Orpheus, 1900-1905
Oil on card, H. 0.53 m; W. 0.68 m
Signed lower left: ODILON REDON
Provenance: Gustave Fayet collection, Béziers
Bernheim Jeune & Cie, Paris
Private collection, France
Roseline Bacou, Odilon Redon, Geneva, 1956, t. I, p. 160, note; p. 257, text and note 1.
Klaus Berger, Odilon Redon, Phantasie und Farbe, Cologne, 1964, p. 191, no. 126.
Alec Wildenstein, Odilon Redon. Catalogue raisonné de l’œuvre peint et dessiné, Paris, 1994, vol. II (Mythes et légendes), p. 70, no. 886.
The myth of Orpheus, a major figure of Greek mythology, inspired many artists, painters and musicians from Monteverdi to Delacroix, from Gluck to Gustave Moreau. The latter renewed the iconographic tradition and certainly influenced Redon. In fact, Moreau’s depiction shows a young woman holding a lyre and Orpheus’s head in her arms, which she contemplates seriously.
Redon, who had been handed over to the care of an uncle, spent his childhood in the isolated demesne of Peyrelebade in the Landes, where he suffered from anxiety and a feeling of having been abandoned. At the age of twenty he went to Paris, but did not find much satisfaction in studying architecture, nor in the teaching of the academic painter Jean-Léon Gérome. In Bordeaux, he met Rodolphe Bresdin who encouraged him and taught him printmaking.
From his tenebrous vision…
During the 1870s and 1880s, Redon produced a series of charcoal drawings and lithographs he called “my black paintings”. These sombre images, most of which were created in his property of Peyrelebade, would subsequently disappear gradually from his work. In 1880, he married a young Creole woman, Camille Falte and their only child, a son Arï was born nine years later. In 1897, Redon lost his property Peyrelebade and his tenebrous vision ended shortly afterwards.
…to his love for colour
Around 1900, when he was sixty, a new creative period began for Redon. He turned then to painting and pastel and adopted an admirable feeling for chromatic orchestration. In common with the new generation of artists, Redon loved intimacy and colour – perceived as a constructive element, not just for imitation – as well as a new feeling for space. His visual space was gradually stripped of its various planes to form only one single plane. In this way, the unified surface that resulted no longer referred to the tactile aspect of our everyday experience, but revealed the magical traces of his immaterial visions.
The myth of Orpheus
Our painting is part of a series of images that Redon developed on the theme of Orpheus. The son of the river god, Oeagrus and the Muse Calliope, he was a great musician. He invented the 9 string zither and had the power to charm ferocious beasts and wild men with his songs. His wife, the nymph Eurydice, died from a snake bite but Hades, the god of the Underworld allowed him to bring his wife back to Earth on condition that Orpheus not turn towards her during the journey home. But, no longer able to resist the desire to see Eurydice again, Orpheus turned his gaze towards her, and she disappeared forever into the darkness of death. Full of despair and disconsolate, Orpheus was consumed by the memory of his lost love, and remained deaf to the advances of the Thracian women, who tore him apart in spite. His remains flowed into the waters of the river Nestos and, while the current carried him away, his head continued to call Eurydice.

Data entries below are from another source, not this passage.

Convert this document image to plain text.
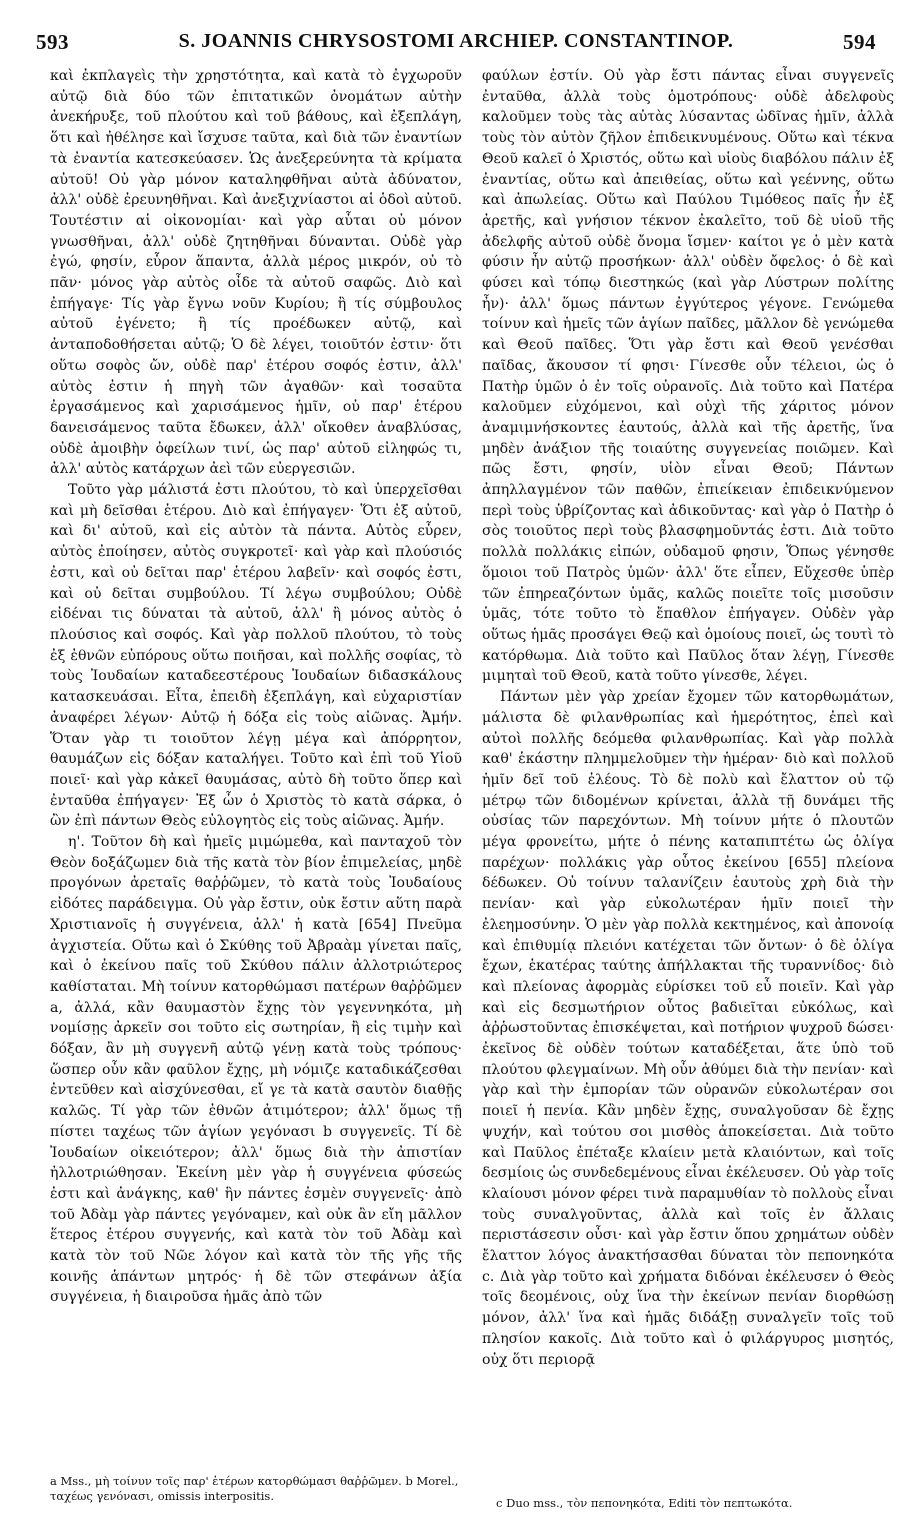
593	S. JOANNIS CHRYSOSTOMI ARCHIEP. CONSTANTINOP.	594

καὶ ἐκπλαγεὶς τὴν χρηστότητα, καὶ κατὰ τὸ ἐγχωροῦν αὐτῷ διὰ δύο τῶν ἐπιτατικῶν ὀνομάτων αὐτὴν ἀνεκήρυξε, τοῦ πλούτου καὶ τοῦ βάθους, καὶ ἐξεπλάγη, ὅτι καὶ ἠθέλησε καὶ ἴσχυσε ταῦτα, καὶ διὰ τῶν ἐναντίων τὰ ἐναντία κατεσκεύασεν. Ὡς ἀνεξερεύνητα τὰ κρίματα αὐτοῦ! Οὐ γὰρ μόνον καταληφθῆναι αὐτὰ ἀδύνατον, ἀλλ' οὐδὲ ἐρευνηθῆναι. Καὶ ἀνεξιχνίαστοι αἱ ὁδοὶ αὐτοῦ. Τουτέστιν αἱ οἰκονομίαι· καὶ γὰρ αὗται οὐ μόνον γνωσθῆναι, ἀλλ' οὐδὲ ζητηθῆναι δύνανται. Οὐδὲ γὰρ ἐγώ, φησίν, εὗρον ἅπαντα, ἀλλὰ μέρος μικρόν, οὐ τὸ πᾶν· μόνος γὰρ αὐτὸς οἶδε τὰ αὐτοῦ σαφῶς. Διὸ καὶ ἐπήγαγε· Τίς γὰρ ἔγνω νοῦν Κυρίου; ἢ τίς σύμβουλος αὐτοῦ ἐγένετο; ἢ τίς προέδωκεν αὐτῷ, καὶ ἀνταποδοθήσεται αὐτῷ; Ὁ δὲ λέγει, τοιοῦτόν ἐστιν· ὅτι οὕτω σοφὸς ὤν, οὐδὲ παρ' ἑτέρου σοφός ἐστιν, ἀλλ' αὐτὸς ἐστιν ἡ πηγὴ τῶν ἀγαθῶν· καὶ τοσαῦτα ἐργασάμενος καὶ χαρισάμενος ἡμῖν, οὐ παρ' ἑτέρου δανεισάμενος ταῦτα ἔδωκεν, ἀλλ' οἴκοθεν ἀναβλύσας, οὐδὲ ἀμοιβὴν ὀφείλων τινί, ὡς παρ' αὐτοῦ εἰληφώς τι, ἀλλ' αὐτὸς κατάρχων ἀεὶ τῶν εὐεργεσιῶν.

Τοῦτο γὰρ μάλιστά ἐστι πλούτου, τὸ καὶ ὑπερχεῖσθαι καὶ μὴ δεῖσθαι ἑτέρου. Διὸ καὶ ἐπήγαγεν· Ὅτι ἐξ αὐτοῦ, καὶ δι' αὐτοῦ, καὶ εἰς αὐτὸν τὰ πάντα. Αὐτὸς εὗρεν, αὐτὸς ἐποίησεν, αὐτὸς συγκροτεῖ· καὶ γὰρ καὶ πλούσιός ἐστι, καὶ οὐ δεῖται παρ' ἑτέρου λαβεῖν· καὶ σοφός ἐστι, καὶ οὐ δεῖται συμβούλου. Τί λέγω συμβούλου; Οὐδὲ εἰδέναι τις δύναται τὰ αὐτοῦ, ἀλλ' ἢ μόνος αὐτὸς ὁ πλούσιος καὶ σοφός. Καὶ γὰρ πολλοῦ πλούτου, τὸ τοὺς ἐξ ἐθνῶν εὐπόρους οὕτω ποιῆσαι, καὶ πολλῆς σοφίας, τὸ τοὺς Ἰουδαίων καταδεεστέρους Ἰουδαίων διδασκάλους κατασκευάσαι. Εἶτα, ἐπειδὴ ἐξεπλάγη, καὶ εὐχαριστίαν ἀναφέρει λέγων· Αὐτῷ ἡ δόξα εἰς τοὺς αἰῶνας. Ἀμήν. Ὅταν γὰρ τι τοιοῦτον λέγῃ μέγα καὶ ἀπόρρητον, θαυμάζων εἰς δόξαν καταλήγει. Τοῦτο καὶ ἐπὶ τοῦ Υἱοῦ ποιεῖ· καὶ γὰρ κἀκεῖ θαυμάσας, αὐτὸ δὴ τοῦτο ὅπερ καὶ ἐνταῦθα ἐπήγαγεν· Ἐξ ὧν ὁ Χριστὸς τὸ κατὰ σάρκα, ὁ ὢν ἐπὶ πάντων Θεὸς εὐλογητὸς εἰς τοὺς αἰῶνας. Ἀμήν.

η'. Τοῦτον δὴ καὶ ἡμεῖς μιμώμεθα, καὶ πανταχοῦ τὸν Θεὸν δοξάζωμεν διὰ τῆς κατὰ τὸν βίον ἐπιμελείας, μηδὲ προγόνων ἀρεταῖς θαῤῥῶμεν, τὸ κατὰ τοὺς Ἰουδαίους εἰδότες παράδειγμα. Οὐ γὰρ ἔστιν, οὐκ ἔστιν αὕτη παρὰ Χριστιανοῖς ἡ συγγένεια, ἀλλ' ἡ κατὰ [654] Πνεῦμα ἀγχιστεία. Οὕτω καὶ ὁ Σκύθης τοῦ Ἀβραὰμ γίνεται παῖς, καὶ ὁ ἐκείνου παῖς τοῦ Σκύθου πάλιν ἀλλοτριώτερος καθίσταται. Μὴ τοίνυν κατορθώμασι πατέρων θαῤῥῶμεν a, ἀλλά, κἂν θαυμαστὸν ἔχῃς τὸν γεγεννηκότα, μὴ νομίσῃς ἀρκεῖν σοι τοῦτο εἰς σωτηρίαν, ἢ εἰς τιμὴν καὶ δόξαν, ἂν μὴ συγγενῆ αὐτῷ γένῃ κατὰ τοὺς τρόπους· ὥσπερ οὖν κἂν φαῦλον ἔχῃς, μὴ νόμιζε καταδικάζεσθαι ἐντεῦθεν καὶ αἰσχύνεσθαι, εἴ γε τὰ κατὰ σαυτὸν διαθῇς καλῶς. Τί γὰρ τῶν ἐθνῶν ἀτιμότερον; ἀλλ' ὅμως τῇ πίστει ταχέως τῶν ἁγίων γεγόνασι b συγγενεῖς. Τί δὲ Ἰουδαίων οἰκειότερον; ἀλλ' ὅμως διὰ τὴν ἀπιστίαν ἠλλοτριώθησαν. Ἐκείνη μὲν γὰρ ἡ συγγένεια φύσεώς ἐστι καὶ ἀνάγκης, καθ' ἣν πάντες ἐσμὲν συγγενεῖς· ἀπὸ τοῦ Ἀδὰμ γὰρ πάντες γεγόναμεν, καὶ οὐκ ἂν εἴη μᾶλλον ἕτερος ἑτέρου συγγενής, καὶ κατὰ τὸν τοῦ Ἀδὰμ καὶ κατὰ τὸν τοῦ Νῶε λόγον καὶ κατὰ τὸν τῆς γῆς τῆς κοινῆς ἁπάντων μητρός· ἡ δὲ τῶν στεφάνων ἀξία συγγένεια, ἡ διαιροῦσα ἡμᾶς ἀπὸ τῶν

φαύλων ἐστίν. Οὐ γὰρ ἔστι πάντας εἶναι συγγενεῖς ἐνταῦθα, ἀλλὰ τοὺς ὁμοτρόπους· οὐδὲ ἀδελφοὺς καλοῦμεν τοὺς τὰς αὐτὰς λύσαντας ὠδῖνας ἡμῖν, ἀλλὰ τοὺς τὸν αὐτὸν ζῆλον ἐπιδεικνυμένους. Οὕτω καὶ τέκνα Θεοῦ καλεῖ ὁ Χριστός, οὕτω καὶ υἱοὺς διαβόλου πάλιν ἐξ ἐναντίας, οὕτω καὶ ἀπειθείας, οὕτω καὶ γεέννης, οὕτω καὶ ἀπωλείας. Οὕτω καὶ Παύλου Τιμόθεος παῖς ἦν ἐξ ἀρετῆς, καὶ γνήσιον τέκνον ἐκαλεῖτο, τοῦ δὲ υἱοῦ τῆς ἀδελφῆς αὐτοῦ οὐδὲ ὄνομα ἴσμεν· καίτοι γε ὁ μὲν κατὰ φύσιν ἦν αὐτῷ προσήκων· ἀλλ' οὐδὲν ὄφελος· ὁ δὲ καὶ φύσει καὶ τόπῳ διεστηκώς (καὶ γὰρ Λύστρων πολίτης ἦν)· ἀλλ' ὅμως πάντων ἐγγύτερος γέγονε. Γενώμεθα τοίνυν καὶ ἡμεῖς τῶν ἁγίων παῖδες, μᾶλλον δὲ γενώμεθα καὶ Θεοῦ παῖδες. Ὅτι γὰρ ἔστι καὶ Θεοῦ γενέσθαι παῖδας, ἄκουσον τί φησι· Γίνεσθε οὖν τέλειοι, ὡς ὁ Πατὴρ ὑμῶν ὁ ἐν τοῖς οὐρανοῖς. Διὰ τοῦτο καὶ Πατέρα καλοῦμεν εὐχόμενοι, καὶ οὐχὶ τῆς χάριτος μόνον ἀναμιμνήσκοντες ἑαυτούς, ἀλλὰ καὶ τῆς ἀρετῆς, ἵνα μηδὲν ἀνάξιον τῆς τοιαύτης συγγενείας ποιῶμεν. Καὶ πῶς ἔστι, φησίν, υἱὸν εἶναι Θεοῦ; Πάντων ἀπηλλαγμένον τῶν παθῶν, ἐπιείκειαν ἐπιδεικνύμενον περὶ τοὺς ὑβρίζοντας καὶ ἀδικοῦντας· καὶ γὰρ ὁ Πατὴρ ὁ σὸς τοιοῦτος περὶ τοὺς βλασφημοῦντάς ἐστι. Διὰ τοῦτο πολλὰ πολλάκις εἰπών, οὐδαμοῦ φησιν, Ὅπως γένησθε ὅμοιοι τοῦ Πατρὸς ὑμῶν· ἀλλ' ὅτε εἶπεν, Εὔχεσθε ὑπὲρ τῶν ἐπηρεαζόντων ὑμᾶς, καλῶς ποιεῖτε τοῖς μισοῦσιν ὑμᾶς, τότε τοῦτο τὸ ἔπαθλον ἐπήγαγεν. Οὐδὲν γὰρ οὕτως ἡμᾶς προσάγει Θεῷ καὶ ὁμοίους ποιεῖ, ὡς τουτὶ τὸ κατόρθωμα. Διὰ τοῦτο καὶ Παῦλος ὅταν λέγῃ, Γίνεσθε μιμηταὶ τοῦ Θεοῦ, κατὰ τοῦτο γίνεσθε, λέγει.

Πάντων μὲν γὰρ χρείαν ἔχομεν τῶν κατορθωμάτων, μάλιστα δὲ φιλανθρωπίας καὶ ἡμερότητος, ἐπεὶ καὶ αὐτοὶ πολλῆς δεόμεθα φιλανθρωπίας. Καὶ γὰρ πολλὰ καθ' ἑκάστην πλημμελοῦμεν τὴν ἡμέραν· διὸ καὶ πολλοῦ ἡμῖν δεῖ τοῦ ἐλέους. Τὸ δὲ πολὺ καὶ ἔλαττον οὐ τῷ μέτρῳ τῶν διδομένων κρίνεται, ἀλλὰ τῇ δυνάμει τῆς οὐσίας τῶν παρεχόντων. Μὴ τοίνυν μήτε ὁ πλουτῶν μέγα φρονείτω, μήτε ὁ πένης καταπιπτέτω ὡς ὀλίγα παρέχων· πολλάκις γὰρ οὗτος ἐκείνου [655] πλείονα δέδωκεν. Οὐ τοίνυν ταλανίζειν ἑαυτοὺς χρὴ διὰ τὴν πενίαν· καὶ γὰρ εὐκολωτέραν ἡμῖν ποιεῖ τὴν ἐλεημοσύνην. Ὁ μὲν γὰρ πολλὰ κεκτημένος, καὶ ἀπονοίᾳ καὶ ἐπιθυμίᾳ πλειόνι κατέχεται τῶν ὄντων· ὁ δὲ ὀλίγα ἔχων, ἑκατέρας ταύτης ἀπήλλακται τῆς τυραννίδος· διὸ καὶ πλείονας ἀφορμὰς εὑρίσκει τοῦ εὖ ποιεῖν. Καὶ γὰρ καὶ εἰς δεσμωτήριον οὗτος βαδιεῖται εὐκόλως, καὶ ἀῤῥωστοῦντας ἐπισκέψεται, καὶ ποτήριον ψυχροῦ δώσει· ἐκεῖνος δὲ οὐδὲν τούτων καταδέξεται, ἅτε ὑπὸ τοῦ πλούτου φλεγμαίνων. Μὴ οὖν ἀθύμει διὰ τὴν πενίαν· καὶ γὰρ καὶ τὴν ἐμπορίαν τῶν οὐρανῶν εὐκολωτέραν σοι ποιεῖ ἡ πενία. Κἂν μηδὲν ἔχῃς, συναλγοῦσαν δὲ ἔχῃς ψυχήν, καὶ τούτου σοι μισθὸς ἀποκείσεται. Διὰ τοῦτο καὶ Παῦλος ἐπέταξε κλαίειν μετὰ κλαιόντων, καὶ τοῖς δεσμίοις ὡς συνδεδεμένους εἶναι ἐκέλευσεν. Οὐ γὰρ τοῖς κλαίουσι μόνον φέρει τινὰ παραμυθίαν τὸ πολλοὺς εἶναι τοὺς συναλγοῦντας, ἀλλὰ καὶ τοῖς ἐν ἄλλαις περιστάσεσιν οὖσι· καὶ γὰρ ἔστιν ὅπου χρημάτων οὐδὲν ἔλαττον λόγος ἀνακτήσασθαι δύναται τὸν πεπονηκότα c. Διὰ γὰρ τοῦτο καὶ χρήματα διδόναι ἐκέλευσεν ὁ Θεὸς τοῖς δεομένοις, οὐχ ἵνα τὴν ἐκείνων πενίαν διορθώσῃ μόνον, ἀλλ' ἵνα καὶ ἡμᾶς διδάξῃ συναλγεῖν τοῖς τοῦ πλησίον κακοῖς. Διὰ τοῦτο καὶ ὁ φιλάργυρος μισητός, οὐχ ὅτι περιορᾷ

a Mss., μὴ τοίνυν τοῖς παρ' ἑτέρων κατορθώμασι θαῤῥῶμεν. b Morel., ταχέως γενόνασι, omissis interpositis.	c Duo mss., τὸν πεπονηκότα, Editi τὸν πεπτωκότα.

In our painting, Orpheus’s head resting on the lyre floats in space, above an imaginary shore. The landscape below, with its trees and purple and green blooms, is shown allusively. The background is occupied by a cliff evoking that of the Day in the décor of the library of Gustave Fayet at the abbey of Fontfroide (completed in 1911), the style of which is close to this work. A painter friend and major collector of Gauguin and Redon, Fayet also owned our painting.